Dünyada verilen kavgaların
temelinde enerji vardır. Çünkü enerji, insansız güç kaynağı demektir.
Kapitalizm endüstri devriminin bir uzantısı; modernleşme, “artı ürün”ün
getirdiği sahte bir uygarlık kıyafetidir. Adına ne derlerse desinler muasır
medeniyet, “tüketim” miktarı ile doğrudan ilgili bir hayat tarzını anlatır.
Başka bir kader arayışını gözü kesmeyen zavallı ülkeler, bu hayat tarzını
“batılılaşma” taklitçiliğiyle geçirdiler. Bugün, üretmeden; aracılık, tefecilik
yahut acentelik yoluyla modern hayat tarzını sürdüren kesimlerin “çağdaş yaşam”
mavalları sökmez oldu, çünkü o yüceltilen yaşam, fert başına düşen tüketim
miktarının artışıyla alakalı bir şeydir. “Uygarlık kıyafeti”ni aşağıdan
bastıran sınıflar da giyinmek istediğinde işte tam da görüldüğü tıkanır
kalırsınız.
Keşke bu kadar ucuz olmasaydı
modernlik ideolojisi; endüstri devrimi fark edilseydi ve adam gibi bir cevap
verilebilseydi. Vermek bir yana, aranmadı bile. Neredeyse bir asır, kahramanlık
hikâyeleriyle yatıp kalkan Türkiye, az gelişmişliğin kısır döngüsü içinde
debelendi durdu. Yakın tarih, aslında tam bir tarihsizliktir. Bir takım
insanların dar alanda oynadığı ve tekrar tekrar oynadığı iktidar numaraları,
darbeler, “cepten cebe ekonomisi” en insaflısından sadece görgüsüzlük olarak
değerlendirebiliriz. Önce üretimin, sonra finansın, sonra iletişimin geçirdiği
devrimleri ıskalayanları bizim ülkemizde yarım yüzyıl boyunca devrimci diye
okuttular, hâlâ da okutuyorlar. Ve hâlâ sokaklar endüstri devrimini bilmeyen,
iletişim devrimini internet kullanıcısı olarak tanıyan gençlerle dolu.

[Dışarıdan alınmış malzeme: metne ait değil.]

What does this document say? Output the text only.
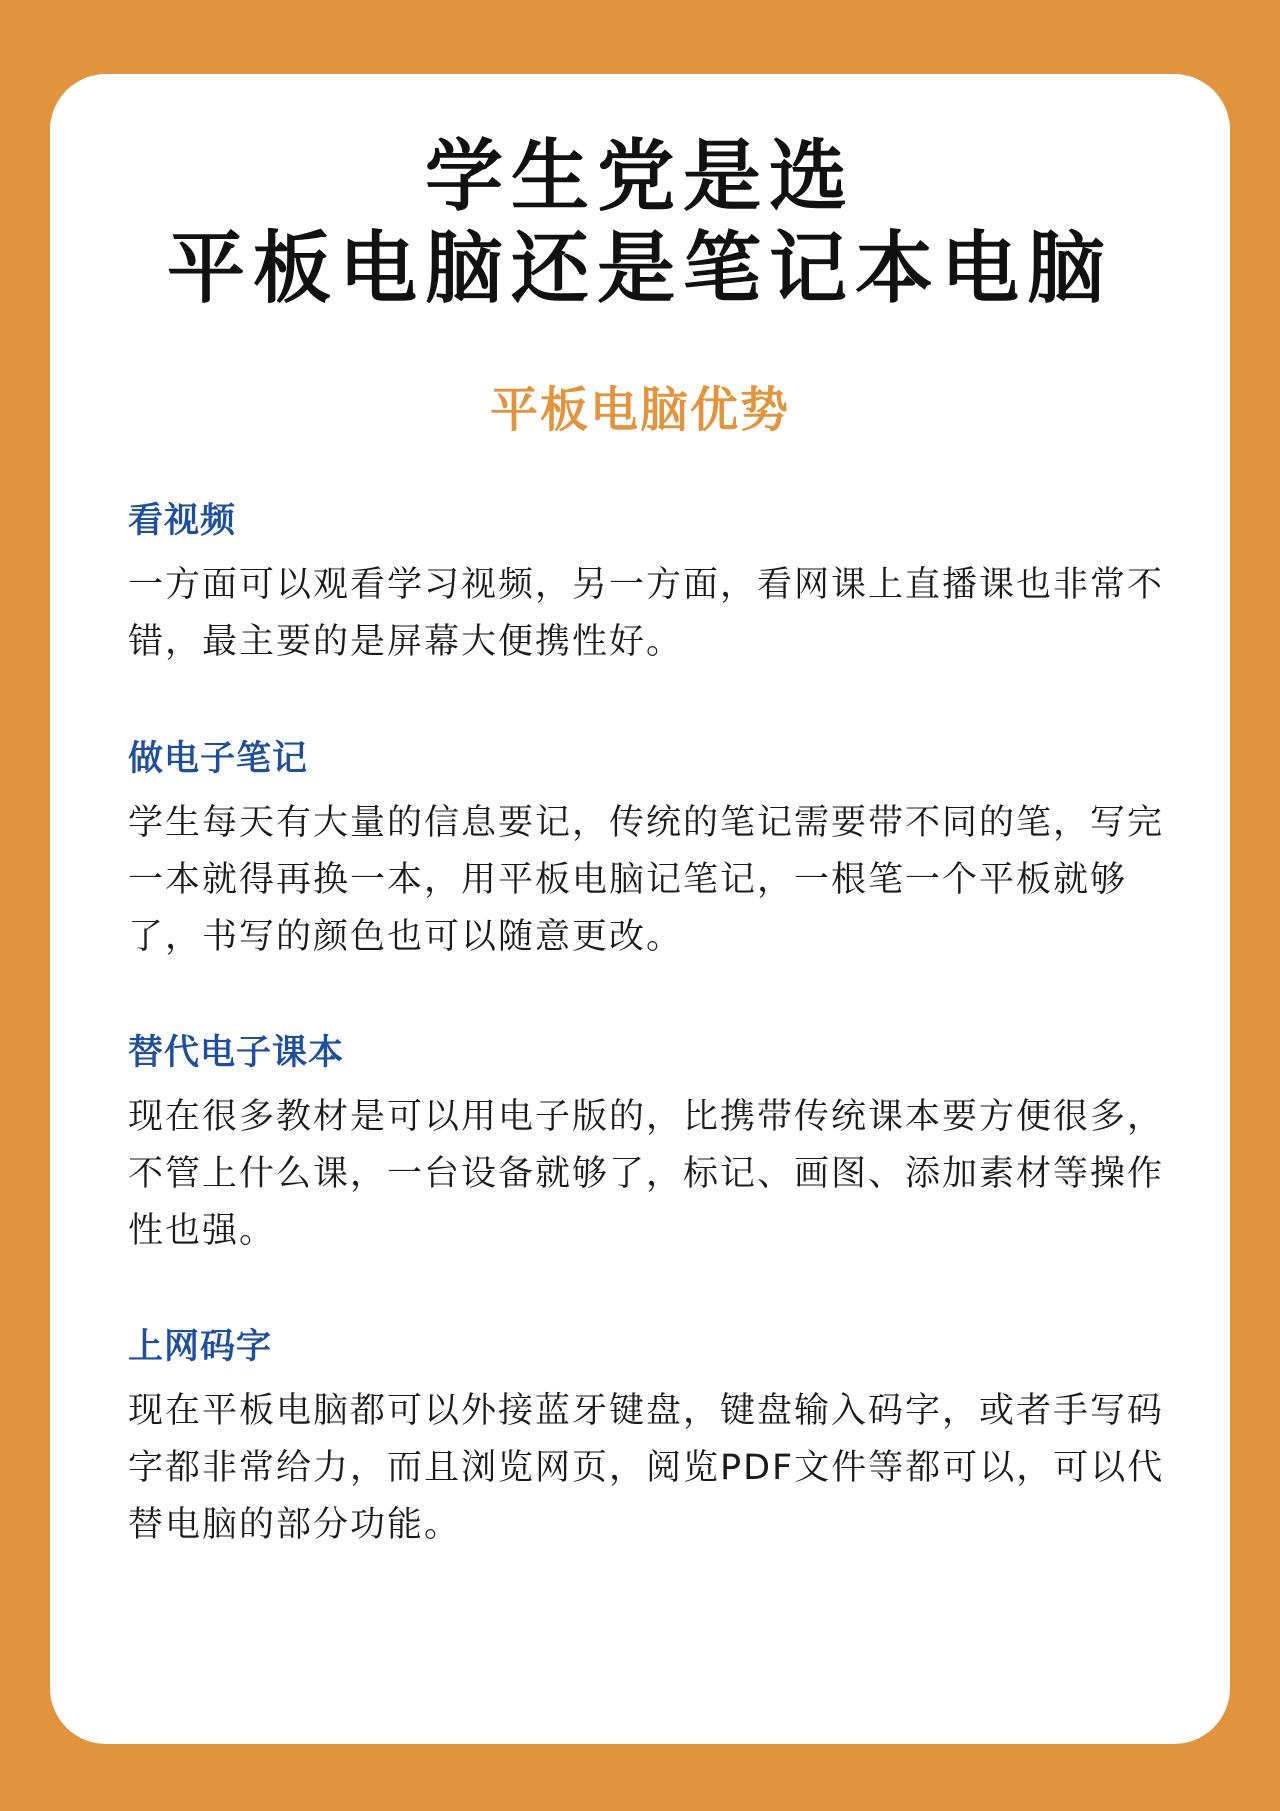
学生党是选
平板电脑还是笔记本电脑
平板电脑优势
看视频

一方面可以观看学习视频，另一方面，看网课上直播课也非常不错，最主要的是屏幕大便携性好。

做电子笔记

学生每天有大量的信息要记，传统的笔记需要带不同的笔，写完一本就得再换一本，用平板电脑记笔记，一根笔一个平板就够了，书写的颜色也可以随意更改。

替代电子课本

现在很多教材是可以用电子版的，比携带传统课本要方便很多，不管上什么课，一台设备就够了，标记、画图、添加素材等操作性也强。

上网码字

现在平板电脑都可以外接蓝牙键盘，键盘输入码字，或者手写码字都非常给力，而且浏览网页，阅览PDF文件等都可以，可以代替电脑的部分功能。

Az ama rahatsız edici hamleler
hissedilmiş olmalı ki, Türkiye layık olmadığı düzeyde dünya gündemindedir,
bence kuşatılmışlık sürmekte. Hatta, “Milli Konsept”in değişmesiyle paralel,
belki aynı gün, Türkiye için “Dünya Konsepti” de değişmiş, kuşatma şiddet
kazanmıştır. Bu konseptin belirleyicileri üzerine söze gerek yok ama çok ciddi
müttefikleri olduğunu ve bir zamanlar Türkiye’nin her kritik kurumunun onlardan
sorulduğunu anlamış bulunuyoruz. Gerisi teferruat, dırdırat ve fırfırat…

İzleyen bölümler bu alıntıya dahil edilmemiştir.